Backwards Parenting A Child With Pain

Brought to you by CHYP’s Parenting Blog

May 10th, 2021

By: Samantha Levy, PhD

I work with many parents who say that I tell them to do their parenting backwards when their child has pain.

What does “backwards parenting” mean?

Many, or even all, of the examples may feel counterintuitive — but there is a reason for all of them when trying to lift young people from their sick role, which is the main goal in resuming normal functioning.

This parenting style is very different from what you would do if your child had an acute injury or illness. In that situation, parents should be helpful, nurturing, and coddling.

With chronic illness or injury though, your job as a parent is to get your child back on their feet, literally and figuratively.
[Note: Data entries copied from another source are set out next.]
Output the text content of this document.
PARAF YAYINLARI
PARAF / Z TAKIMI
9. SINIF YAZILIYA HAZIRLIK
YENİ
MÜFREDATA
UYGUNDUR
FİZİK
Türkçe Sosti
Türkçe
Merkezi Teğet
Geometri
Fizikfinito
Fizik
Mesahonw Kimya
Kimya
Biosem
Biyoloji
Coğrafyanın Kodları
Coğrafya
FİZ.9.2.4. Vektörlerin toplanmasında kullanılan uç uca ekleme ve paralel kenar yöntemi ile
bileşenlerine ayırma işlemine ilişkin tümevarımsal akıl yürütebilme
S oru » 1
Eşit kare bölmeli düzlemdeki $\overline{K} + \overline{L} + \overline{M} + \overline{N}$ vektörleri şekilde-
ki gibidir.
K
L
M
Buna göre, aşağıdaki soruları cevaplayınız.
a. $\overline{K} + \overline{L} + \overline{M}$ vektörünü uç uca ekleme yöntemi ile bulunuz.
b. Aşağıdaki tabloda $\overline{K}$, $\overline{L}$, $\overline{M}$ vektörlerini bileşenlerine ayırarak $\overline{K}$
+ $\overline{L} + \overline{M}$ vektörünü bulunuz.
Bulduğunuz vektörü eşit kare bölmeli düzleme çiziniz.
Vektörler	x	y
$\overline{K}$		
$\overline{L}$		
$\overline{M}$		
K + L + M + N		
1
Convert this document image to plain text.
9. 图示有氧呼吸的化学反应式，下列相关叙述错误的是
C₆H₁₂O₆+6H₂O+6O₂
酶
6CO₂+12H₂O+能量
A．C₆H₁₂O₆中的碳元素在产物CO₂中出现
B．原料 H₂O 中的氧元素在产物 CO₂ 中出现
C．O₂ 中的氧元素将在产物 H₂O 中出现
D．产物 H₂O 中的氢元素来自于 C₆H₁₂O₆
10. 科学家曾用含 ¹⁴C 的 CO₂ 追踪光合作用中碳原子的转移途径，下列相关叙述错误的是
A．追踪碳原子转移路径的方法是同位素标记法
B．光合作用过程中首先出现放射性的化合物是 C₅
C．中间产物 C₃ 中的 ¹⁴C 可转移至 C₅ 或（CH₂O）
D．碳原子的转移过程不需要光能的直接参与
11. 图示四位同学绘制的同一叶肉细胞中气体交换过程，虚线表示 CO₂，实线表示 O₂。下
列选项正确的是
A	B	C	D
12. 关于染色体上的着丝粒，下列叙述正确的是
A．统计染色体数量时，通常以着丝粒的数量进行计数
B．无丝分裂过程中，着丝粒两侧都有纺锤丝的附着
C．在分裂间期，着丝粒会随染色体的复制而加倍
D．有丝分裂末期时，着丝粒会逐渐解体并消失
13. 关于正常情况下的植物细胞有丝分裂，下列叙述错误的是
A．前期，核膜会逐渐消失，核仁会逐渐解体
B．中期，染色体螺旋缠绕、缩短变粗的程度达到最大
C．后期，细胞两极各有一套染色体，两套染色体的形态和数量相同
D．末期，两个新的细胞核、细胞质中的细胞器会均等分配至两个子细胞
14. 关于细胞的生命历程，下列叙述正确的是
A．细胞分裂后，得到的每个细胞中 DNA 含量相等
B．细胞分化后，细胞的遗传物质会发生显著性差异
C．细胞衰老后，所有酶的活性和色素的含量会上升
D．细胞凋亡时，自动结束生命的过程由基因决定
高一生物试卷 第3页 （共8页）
That takes some backwards parenting!

Let Your Child Socialize Even When She Hasn’t Done Her Homework or Attended School.

Kids in pain often become isolated, either because they can’t attend school or can’t spend as much time with friends as they used to. This isolation can lead to even more anxiety and depression, which can exacerbate or prolong pain.

In addition, many kids with pain disorders have social anxiety. They’re already anxious about interacting with other kids, without the added stress of being out of the loop or having physical limitations.

Once we get the kids socializing, they often blossom, begin to feel stronger, and become more capable of doing work and attending school. Often when kids haven’t been in school or able to socialize regularly, they feel out of the loop and hesitate to resume school for this reason.

  • Staying in touch with friends is actually helpful in getting your child back to school.

A middle school client of mine did not want to go back to school because she knew her friends would be talking about gossip that she didn’t know anything about anymore. She had been fairly social before her pain disorder and was used to being in the know.

She had not been allowed to see friends because she wasn’t attending school. Her parents felt that allowing her to socialize would send the wrong message about work ethic.

She had become so isolated and worried about being out of the loop that she no longer even texted friends. She also felt that friends would not want to hang out with her because she couldn’t do much because of weakness, pain, and fatigue.

  • Develop a plan for your child to gradually increase socializing.

First, I had my client start with texting friends again. From there, she played video games with friends remotely.

She moved on to asking a friend to come hang out at her house to have pizza and watch a movie — which wouldn’t require a lot of energy. Her parents would be nearby in case she didn’t feel well, which was another plus.

She increased her social circle by inviting various friends over to her house. Gradually, she began venturing out for short periods of time.

As my client increased her socializing, she became more open to reintegrating slowly back into school.

  • It’s easier to encourage school attendance if your child has friends to get help from and look forward to seeing at school.

 My client asked a friend to catch her up on the latest class gossip, and no longer worried that she would be totally out of the loop. She felt this friend would be someone she could eat lunch with, and could help her, if needed, at school.

Some of the kids at school were nice to her and patient when she had to walk slowly. Some were definitely not nice. It was difficult for her to come to terms with who her real friends were — but that was also a life lesson.

Eventually, she realized that having a small group of close friends who she could trust was better than a larger group, some of whom might leave her out or be mean to her.

My client’s parents learned that being able to see friends before she reengaged with academics actually increased her ability to attend school and do homework — backwards parenting!


Samantha Levy, Ph.D. is a clinical psychologist who received her Ph.D. from Georgia State University in the Child and Family specialty track. During her clinical child internship at UCLA in the child track, she became involved with the Pediatric Pain Program (PPP). Subsequently, she obtained her postdoctoral training with the PPP. Depending upon the case, Dr. Levy works either with whole families, individual children/teens, or parents. She employs an array of psychological orientations (e.g. CBT, play therapy, mindfulness, meditation), to help the children/teens with their pain and any accompanying emotional issues. She helps the parents and patients understand the connections between the physical pain and emotional difficulties (mind/body connection). She teaches parenting skills and helps parents make plans to facilitate change in their children, such as in their difficult struggle to give their children the courage to begin functioning more fully in the world once again. Dr. Levy is open to conducting child, teen and parent support groups when there is interest. Dr. Levy is a member of CHYP’s Clinical Advisory Board.